Sunday, 1 July 2012

Duelble Trouble


                   On occasion Sir Kenelm Digby returned home to England, but although he was a favourite of King Charles I, the House of Commons summoned him in early 1640 to explain his connections with the English Catholics. He went before the Parliament three times, but it seems that they were dissatisfied with his evidence, as an address was sent to the King, asking him to remove all Papists from his court, and especially from his own presence, particularly naming Digby. We don’t know if it was at Charles’s request, or to save the King further embarrassment, but Digby returned to France. 


Sir Kenelm Digby by Sir A Van Dyke

In 1641, at a dinner party, one Count or Baron Mont de Ros offered, “…a health to the arrantest coward in the world,” but would not name him until the toast was done, when he addressed Digby saying, “I meant your King of England." Digby was visibly shaken, but bit his tongue and at the end of the party he invited Mont de Ros to dinner the following day. Mont de Ros accepted, and during the dinner Digby offered a toast to the “…the bravest king in the world,” but refused to say who this was until the toast was drunk, upon which being done, he declared this to be, “… the King of England, my royal Master.” Mont de Ros began to laugh aloud and repeated his former insult, whereupon Digby leaned and whispered, “I require a single combat of you, where either you shall pay your life for your sauciness, or I will sacrifice mine in the behalf of my king." The dinner then continued gaily, and when it was done, the two stepped outside, took off their doublets, drew their swords and began to fence. For three bouts they seemed well matched, but in the fourth Digby’s sword got through his opponent’s guard, pierced his chest and came out through the neck. Duelling was illegal in France, and fearing revenge by Mont de Ros’s friends, Digby went to the French King, Louis XIII, explained all and threw himself at the King’s mercy. The King agreed that the slight against his ‘Brother King’ was unjustified and arranged for an armed guard to escort Digby to the Flemish border, and thence back to England. 


Pamphlet - Sr. Kenelme Digbyes Honour Maintained 1641

His arrival home caused more consternation in Parliament, and he imprisoned at Winchester House, near Southwark, where he was visited by many distinguished figures, which ‘caused great jealousy’, and where he worked on improvements to green and brown glass wine bottles. Digby had owned a glassworks in the 1630s, and he invented a stronger precursor to the modern bottle, with coloured glass to prevent sunlight marring the contents. He filed patents for his inventions. Whilst imprisoned at Southwark, he also wrote what must be one of the strangest books ever published. 

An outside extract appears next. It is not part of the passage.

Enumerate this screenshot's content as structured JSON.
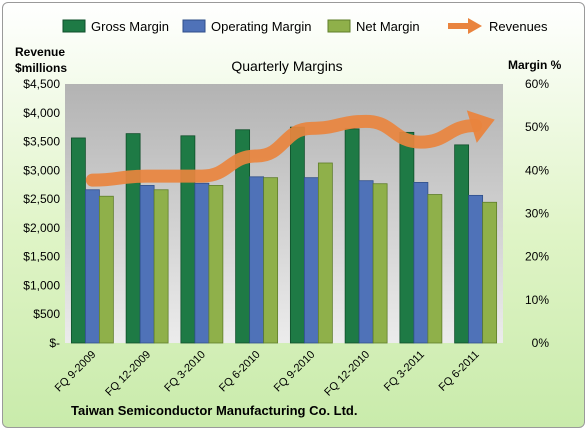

Title Page - Kenelm Digby Two Treatises 1645

His Two Treatises contains The Nature of Bodies and On the Immortality of Reasonable Souls; in the first, some thirty years before Newton, he discusses gravity, optics, motion and atomism. In his eighteenth chapter he discusses The Powder of Sympathy, also called ‘weaponsalve’, which was first described by Rudolf Goclenius in 1608. The Powder of Sympathy was used to heal a wound by applying it to the weapon that had inflicted that wound, at any distance. If applied to a bandage that had previously bound the wound, it could heal the wound in that way. It was also proposed that The Powder of Sympathy could solve the ‘latitude problem’; this needed an accurate method of telling the time, to allow mariners to calculate their latitude on sea-voyages, in the days before reliable chronometers. If a dog was wounded with a knife, and put aboard a ship, a trusted timekeeper could apply The Powder of Sympathy to the knife, or to a bandage that had blood from the wound on it, at noon every day. The dog would then howl in pain at the same moment, giving the mariners the accurate time in Greenwich, and by measuring the angle of the sun, the means to calculate their position at sea. Digby was a great proponent of the idea, and lectured on it in France, Germany and the Netherlands. It is significant that Digby does not mention the powder in his memoirs. 

Definition of Weaponsalve from Johnson's Dictionary 1755.


For some reason, John Evelyn described him as an “errant mountebank,” and Henry Stubbes called him, “the very Pliny of our age for lying.